Il s'agit de l'un des grands mystères entourant la chute du Troisième Reich. Au moment où les chars d'assaut russes envahissaient Berlin et qu'Adolf Hitler se suicidait dans son bunker, son secrétaire particulier, le redoutable et violent Martin Bormann, a tout simplement disparu.

Les premières indications laissaient croire qu'il avait été abattu par des obus russes, mais certaines rumeurs faisaient plutôt état que Bormann avait fui le pays. Or, selon des documents rendus publics par les Archives nationales, les Services de sécurité de la Grande-Bretagne ont répertorié plusieurs témoignages de gens disant avoir vu l'ancien conseiller de Hitler.

Un document remontant au mois d'octobre 1946 fait état de «comptes rendus fiables» selon lesquels Bormann, l'homme derrière toute l'organisation de l'Holocauste, se trouvait dans la région de Schaffhouse, en Suisse. Bormann n'a jamais été vu en Suisse, mais néanmoins, les services de sécurité ont continué de recevoir de nombreux témoignages de gens disant l'avoir aperçu.

Bormann avait été jugé et condamné à mort par contumace au procès de Nuremberg pour crimes de guerre et crimes contre l'humanité, en 1945-46, et les responsables des services de sécurité devenaient de plus en plus exaspérés vis-à-vis les personnes prétendant connaître les allées et venues de Bormann.

«Le regretté mais itinérant Herr Bormann a été vu en Suisse (l'endroit le plus fréquemment nommé), en Bolivie, en Italie, en Norvège et au Brésil...», avait écrit un officiel incapable de masquer sa frustration. «Sans doute que les médias attendent impatiemment le moment de lancer cette ridicule primeur à l'effet qu'il a été aperçu guidant le monstre du Loch Ness.

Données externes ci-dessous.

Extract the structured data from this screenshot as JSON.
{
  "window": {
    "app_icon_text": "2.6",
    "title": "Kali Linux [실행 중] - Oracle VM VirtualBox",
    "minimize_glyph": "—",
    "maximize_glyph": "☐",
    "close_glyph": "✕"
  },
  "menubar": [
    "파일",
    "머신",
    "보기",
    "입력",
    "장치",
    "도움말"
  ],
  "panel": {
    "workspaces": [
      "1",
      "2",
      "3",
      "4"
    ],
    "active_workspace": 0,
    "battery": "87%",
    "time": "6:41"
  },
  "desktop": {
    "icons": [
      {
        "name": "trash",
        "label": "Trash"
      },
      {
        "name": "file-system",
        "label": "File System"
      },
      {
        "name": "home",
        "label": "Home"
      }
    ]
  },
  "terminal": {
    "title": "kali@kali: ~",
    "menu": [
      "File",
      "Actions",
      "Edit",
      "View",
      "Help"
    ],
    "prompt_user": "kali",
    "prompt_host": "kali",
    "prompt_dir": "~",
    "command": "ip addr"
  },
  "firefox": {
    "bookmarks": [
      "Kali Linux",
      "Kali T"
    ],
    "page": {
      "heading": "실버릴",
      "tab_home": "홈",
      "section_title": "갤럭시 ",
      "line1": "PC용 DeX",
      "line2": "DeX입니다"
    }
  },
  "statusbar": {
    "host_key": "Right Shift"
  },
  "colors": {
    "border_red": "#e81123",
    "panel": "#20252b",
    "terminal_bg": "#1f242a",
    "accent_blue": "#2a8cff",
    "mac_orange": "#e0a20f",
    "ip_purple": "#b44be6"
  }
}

Ca devrait permettre d'amasser quelques dollars, ou autre chose du genre.»

L'historien Andrew Roberts croit que les autorités tenaient coûte que coûte à retracer Bormann, en raison de son importante contribution aux opérations quotidiennes du Troisième Reich.

«En ce qui a trait à l'Holocause, Bormann jouait un rôle vital dans la transmission de directives de Hitler à Heinrich Himmler», affirme-t-il, tout en ajoutant qu'il aurait pu avoir donné de l'information de grande importance quant à la responsabilité du Führer face au plus grand crime jamais commis contre l'humanité.

S'il avait été arrêté, Bormann aurait également facilité l'arrestation d'autres criminels de guerre nazis, soutient M. Roberts.

«Personne dans l'entourage immédiat de Hitler ne connaissait le Führer aussi bien que Bormann. Tous les soirs, il prenait note de chaque phrase, chaque mot, chaque pensée de Hitler, et il aurait été fort utile à toute personne qui l'aurait capturé.»

Les médias ont aidé à amplifier la légende relative aux allées et venues de Bormann. En 1951, un correspondant à Londres pour le Chicago Tribune, Arthur Veysey, a communiqué avec les autorités policières de la Grande-Bretagne pour leur dire qu'il avait rencontré un Allemand prétendant être Bormann. Ce dernier aurait demandé au journaliste de lui envoyer des documents aux États-Unis par l'entremise d'un messager personnel.

Bien que persuadés qu'il s'agissait d'un canular, les policiers ont tout de même demandé à M. Veysey d'organiser un autre rendez-vous. La rencontre n'a jamais eu lieu, incitant les policiers à conclure que M. Veysey, sans être un anti-Britannique, était du genre à «laisser la police régler le dossier, une attitude typique de l'Américain moyen».

Le mystère entourant le destin de Bormann s'est réglé en 1972, une fois pour toutes, lorsque des travailleurs de la construction à Berlin ont découvert un squelette. Après cinq mois d'examens, incluant des radiographies des os, une analyse dentaire et une reconstruction faciale à partir du crâne, les experts ont conclu que ces restes étaient ceux de Bormann, et qu'il était probablement mort en mai 1945 après avoir possiblement croqué une capsule de cyanure.

Il existe encore des gens non convaincus, mais les autorités ouest-allemandes l'ont déclaré mort en 1973.